摘要

A strongly stabilized form of the beta 1 domain of the streptococcal protein G, termed G beta 1-M2, was previously obtained by an in vitro selection method for stabilized protein variants. It contains four substitutions, but how they contribute to the Gibbs free energy of denaturation (Delta G(D)) could not be determined, because, unlike the wild-type protein, G beta 1-M2 dimerizes in a spectroscopically silent reaction. Here we determined the Delta G(D) of the folded G beta 1-M2 monomer by using a kinetic approach that uncouples the folding of the monomer from dimerization. The conformational equilibration of the monomer is faster than dimer formation, and therefore, its stability constant could be determined from the ratio of the rate constants for monomer unfolding and refolding.
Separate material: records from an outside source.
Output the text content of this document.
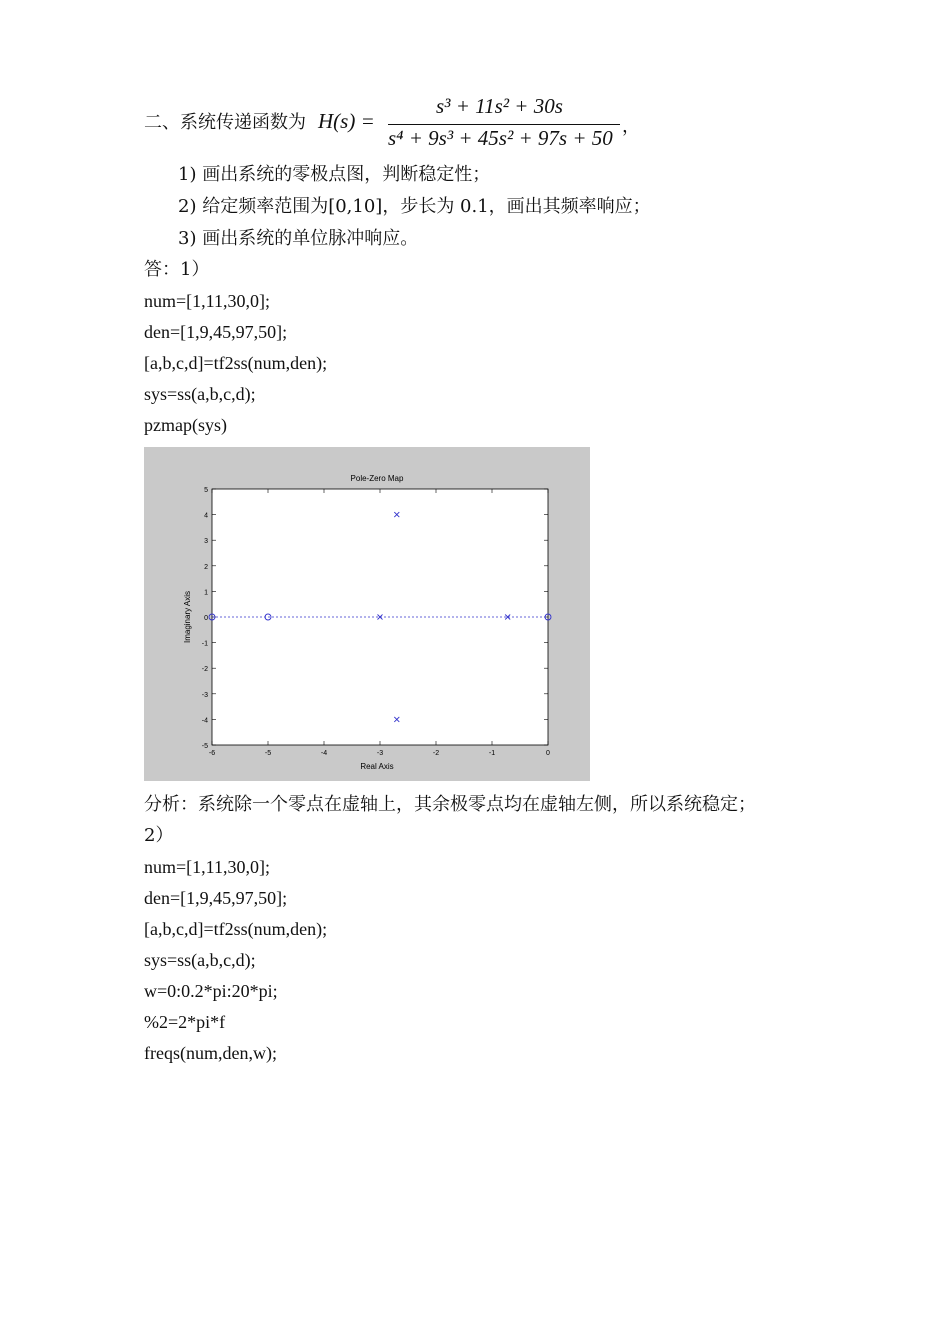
二、系统传递函数为 H(s) =
s³ + 11s² + 30s
s⁴ + 9s³ + 45s² + 97s + 50 ，
1) 画出系统的零极点图，判断稳定性；
2) 给定频率范围为[0,10]，步长为 0.1，画出其频率响应；
3) 画出系统的单位脉冲响应。
答：1）
num=[1,11,30,0];
den=[1,9,45,97,50];
[a,b,c,d]=tf2ss(num,den);
sys=ss(a,b,c,d);
pzmap(sys)
Pole-Zero Map
5
4
3
2
1
0
-1
-2
-3
-4
-5
-6	-5	-4	-3	-2	-1	0
Real Axis
Imaginary Axis
分析：系统除一个零点在虚轴上，其余极零点均在虚轴左侧，所以系统稳定；
2）
num=[1,11,30,0];
den=[1,9,45,97,50];
[a,b,c,d]=tf2ss(num,den);
sys=ss(a,b,c,d);
w=0:0.2*pi:20*pi;
%2=2*pi*f
freqs(num,den,w);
In this approach, double-mixing experiments were essential for uncovering the unfolding kinetics of the transient G beta 1-M2 monomer and the association of the monomers after their folding. The analysis revealed that the selected substitutions stabilize the G beta 1-M2 monomer by 15 kJ mol(-1) in an additive fashion. The combination of single- and double-mixing kinetic experiments thus allowed us to determine the thermodynamic stability of a transient species that is inaccessible in equilibrium experiments. It can be applied for proteins in which monomer folding and oligomerization are kinetically uncoupled.